The purpose of this report is to assist Sam De Boni with his investment decision. He recently won a lottery of $10,000 which he wishes to invest in the tourist industry and the skycity entertainment group in terms of financial and statistical data and key accounting ratios. From the financial statements the company has been performing well in the recent past and the trend is expected to persist in the near future.
The research for this report involved a thorough research on NZX Company Research Database website, Statistics New Zealand website, and SkyCity Investor Centre website.
According to the audited financial statements for the skycity entertainment group, the statements are reported in accordance to the Financial Reporting Act 1993, International Standards on Auditing (New Zealand) and International Standards on Auditing. This is a finding based on a report released by PriceWaterhouse coopers, the auditors.
This report is however handicapped by the fact that all the information used to arrive at the conclusions is historical: it’s for 2011 because at the time of production of the report, the 2012 information was unavailable.
As for tourism, it has been the leading foreign exchange earner for Newzealand earning up to 16.8% of the total foreign exchange earnings in 2011 adding $27 million to Newzealands economy daily. The industry is responsible for approximately 9% of Newzealands’ GDP and employs upto 179800 citizens.(key statistics 2011)
The tourism industry is however adversely affected by some reasonable degree of risk and seasonal effect with a steady decline in quarter 1 of each year, quarter 2 being a low peak season and a consistent incline from quarter 3 onwards.
Accounting process: steps
An accounting cycle involves the serial steps repeated or duplicated in every financial reporting period for any financial entity. The process begins with specific transactions and ends with the closing of the books of accounts.
Identify the transaction:
This involves highlighting any events which culminate to accounting transactions. The accountant generates the source document(s). A transaction could include the purchase or sale of an item, the disposal of an asset, a deposit from debtors, a payment to creditors or even an exchange in business property.
Analyse the transaction:
Critically determine the details of the transaction. Such details include the transaction amount, the accounts affected and how they are affected. Here, the effect of a particular financial transaction is either a debit or a credit entry to a particular account which is also identified in this stage of accounting.

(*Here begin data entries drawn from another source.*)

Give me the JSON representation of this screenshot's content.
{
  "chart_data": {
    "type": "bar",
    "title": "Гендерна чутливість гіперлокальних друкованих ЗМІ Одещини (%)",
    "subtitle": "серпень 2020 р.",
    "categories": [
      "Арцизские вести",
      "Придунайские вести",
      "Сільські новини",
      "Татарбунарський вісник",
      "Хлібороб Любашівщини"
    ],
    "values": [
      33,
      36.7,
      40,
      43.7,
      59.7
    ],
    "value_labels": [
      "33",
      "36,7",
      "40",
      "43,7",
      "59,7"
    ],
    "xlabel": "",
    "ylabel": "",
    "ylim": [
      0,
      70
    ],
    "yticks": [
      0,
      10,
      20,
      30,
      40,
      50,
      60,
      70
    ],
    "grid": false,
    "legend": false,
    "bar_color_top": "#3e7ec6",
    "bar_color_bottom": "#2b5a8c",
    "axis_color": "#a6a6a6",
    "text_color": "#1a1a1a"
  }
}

Journalizing or recording transactions:
The journal is also called the book of original entry. The transaction is here recorded in the journal, either as a debit or a credit entry in each specific journal. Transactions in the journal are also arranged in a chronological order: ordered as they occurred with the oldest coming first.
Posting each journal entry to the appropriate ledger accounts:
The journal entries made in the previous step are usually transferred as entries to their appropriate T accounts which they impact in the ledger.

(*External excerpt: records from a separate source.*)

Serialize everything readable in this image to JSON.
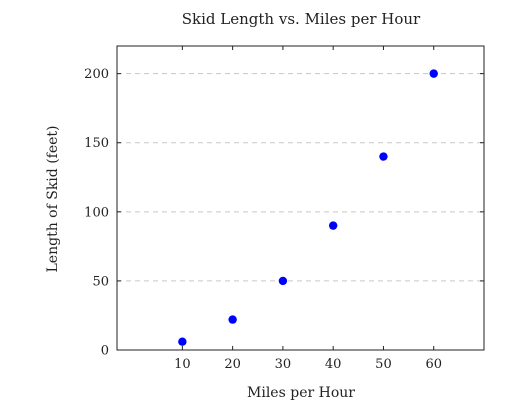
{
  "chart_data": {
    "type": "scatter",
    "title": "Skid Length vs. Miles per Hour",
    "xlabel": "Miles per Hour",
    "ylabel": "Length of Skid (feet)",
    "x": [
      10,
      20,
      30,
      40,
      50,
      60
    ],
    "y": [
      6,
      22,
      50,
      90,
      140,
      200
    ],
    "xlim": [
      -3,
      70
    ],
    "ylim": [
      0,
      220
    ],
    "xticks": [
      10,
      20,
      30,
      40,
      50,
      60
    ],
    "yticks": [
      0,
      50,
      100,
      150,
      200
    ],
    "grid": "horizontal dashed",
    "marker_color": "#0000ff"
  }
}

Preparing the trial balance:
This is carefully done to confirm and ensure that the debit and credit entries are equal. However, equality of both totals does not guarantee flawless accounting information because errors such as complete reversal of entries or omission of entries will not be revealed by a mismatch in the totals: the trial balance will still balance despite such errors.
Making end of period adjustments
This is done for the accrued and deferred items in the accounting entity. Such entries are sequentially inputted into the journal and posted to the T accounts in the ledger. These are corrections done to all the affected accounts to base the attainment of a correct trial balance.
Preparing adjusted trial balance: This is aimed at capturing the end of period adjustments into the trial balance: the adjustments made above in the previous step are now reflected in the accounting information
Preparing financial statements:
Financial statements include the final statement of financial position, Trading profit and loss accounts, statements of cash flows and such consolidations as may be required by the organization or the governing financial regulatory framework.
Journalizing and posting closing entries:
The balances of the temporary accounts are hereby transferred to the owners’ equity. Such accounts include revenues, expenses and prepayments made by or to the accounting entity. Preparing an after closing trial balance. This aims at ensuring that such accounts are closed with a zero balance to begin the whole cycle again with a zero balance on such accounts. This is aimed at capturing the replica and effects of the adjustments in the closing entries made previously.